Shark Energy
- Type: Energy drink
- Introduced: 1998; 28 years ago
- Ingredients: Caffeine, taurine, glucuronolactone
- Variants: SHARK Energy Drink, SHARK Stimulation, SHARK Lite, SHARK Sugar Free, Still SHARK Energy Drink, SHARK Up
- Website: sharkenergy.com

= Shark Energy =

Thai energy drink

Shark Energy Drink is an energy drink sold by Osotspa Co., Ltd. of Thailand, which modified the ingredients from the pre-existing M-150 that launched in 1985, five years after it was appointed by Taisho Pharmaceutical with the licensees to manufacture the world's first energy drink from Japan called Lipovitan D.

Shark Energy Drink is available in a number of variations, including carbonated, uncarbonated versions, sugared and sugar-free. The drink is manufactured in Thailand by the Osotspa Co. Ltd in Bangkok, and also in Europe by Shark AG in Innsbruck, Austria..

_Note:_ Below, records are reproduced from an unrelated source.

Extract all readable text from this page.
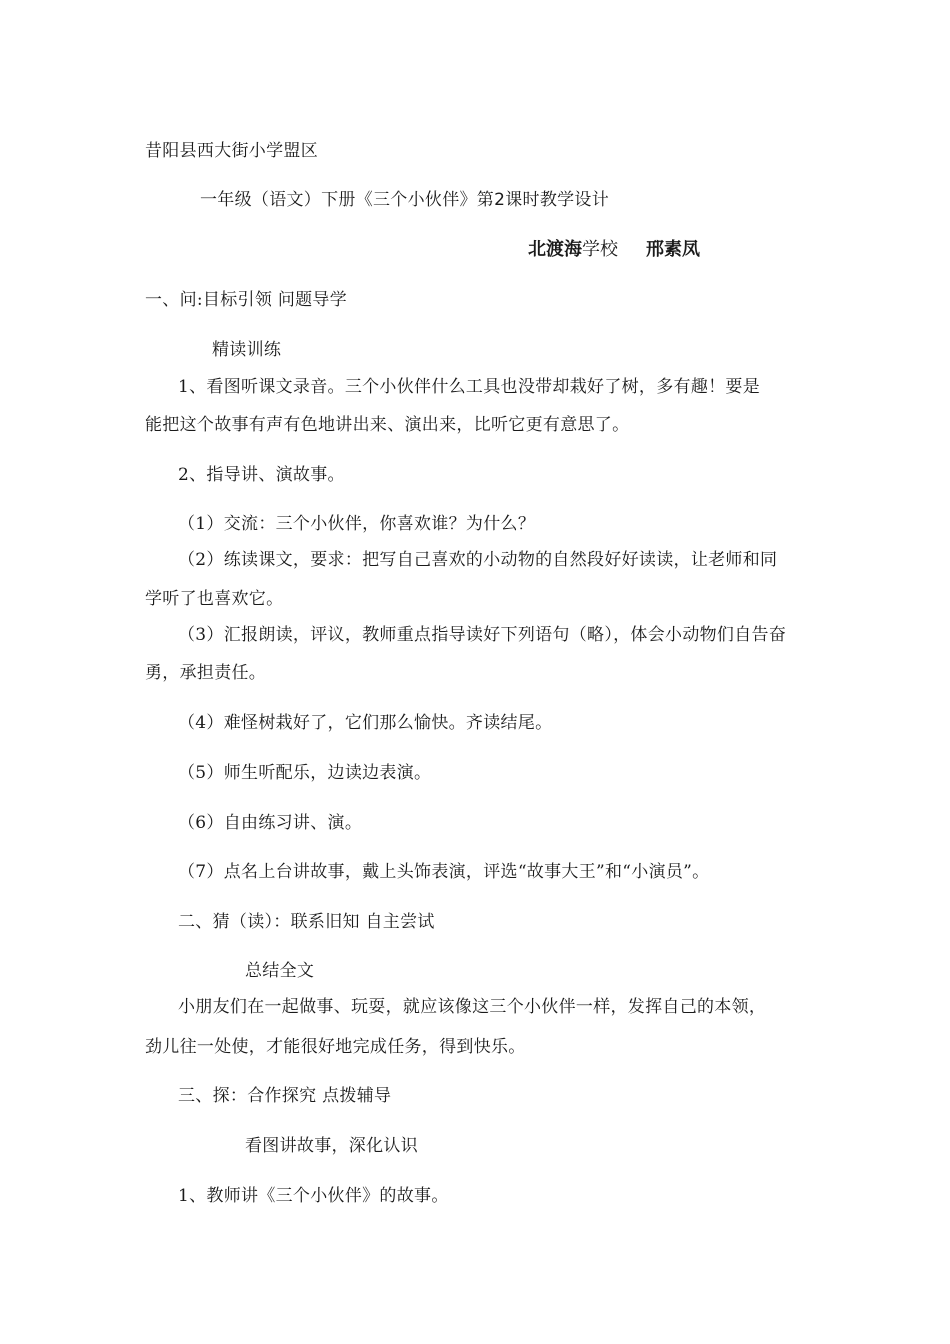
昔阳县西大街小学盟区
一年级（语文）下册《三个小伙伴》第2课时教学设计
北渡海学校 邢素凤
一、问:目标引领 问题导学
精读训练
1、看图听课文录音。三个小伙伴什么工具也没带却栽好了树，多有趣！要是
能把这个故事有声有色地讲出来、演出来，比听它更有意思了。
2、指导讲、演故事。
（1）交流：三个小伙伴，你喜欢谁？为什么？
（2）练读课文，要求：把写自己喜欢的小动物的自然段好好读读，让老师和同
学听了也喜欢它。
（3）汇报朗读，评议，教师重点指导读好下列语句（略），体会小动物们自告奋
勇，承担责任。
（4）难怪树栽好了，它们那么愉快。齐读结尾。
（5）师生听配乐，边读边表演。
（6）自由练习讲、演。
（7）点名上台讲故事，戴上头饰表演，评选“故事大王”和“小演员”。
二、猜（读）：联系旧知 自主尝试
总结全文
小朋友们在一起做事、玩耍，就应该像这三个小伙伴一样，发挥自己的本领，
劲儿往一处使，才能很好地完成任务，得到快乐。
三、探：合作探究 点拨辅导
看图讲故事，深化认识
1、教师讲《三个小伙伴》的故事。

Shark Energy Drink is available in over 89 countries, and made its debut in UK nightclubs (like The Blue Orchid in Croydon) in 2002 & in the US later in 2008. The drink is slightly promoted in America, Europe and Asia.

The Buffalo Silverbacks of the American Basketball Association were renamed to the Buffalo Sharks in 2008 to promote the brand.

Regular Shark Energy contains natural caffeine from coffee, natural strawberry extracts and the Sugar-Free contains natural grape sugar.

As of May 2020, Osotspa Co., Ltd has ceased production of the drink in Austria and has also left several European markets.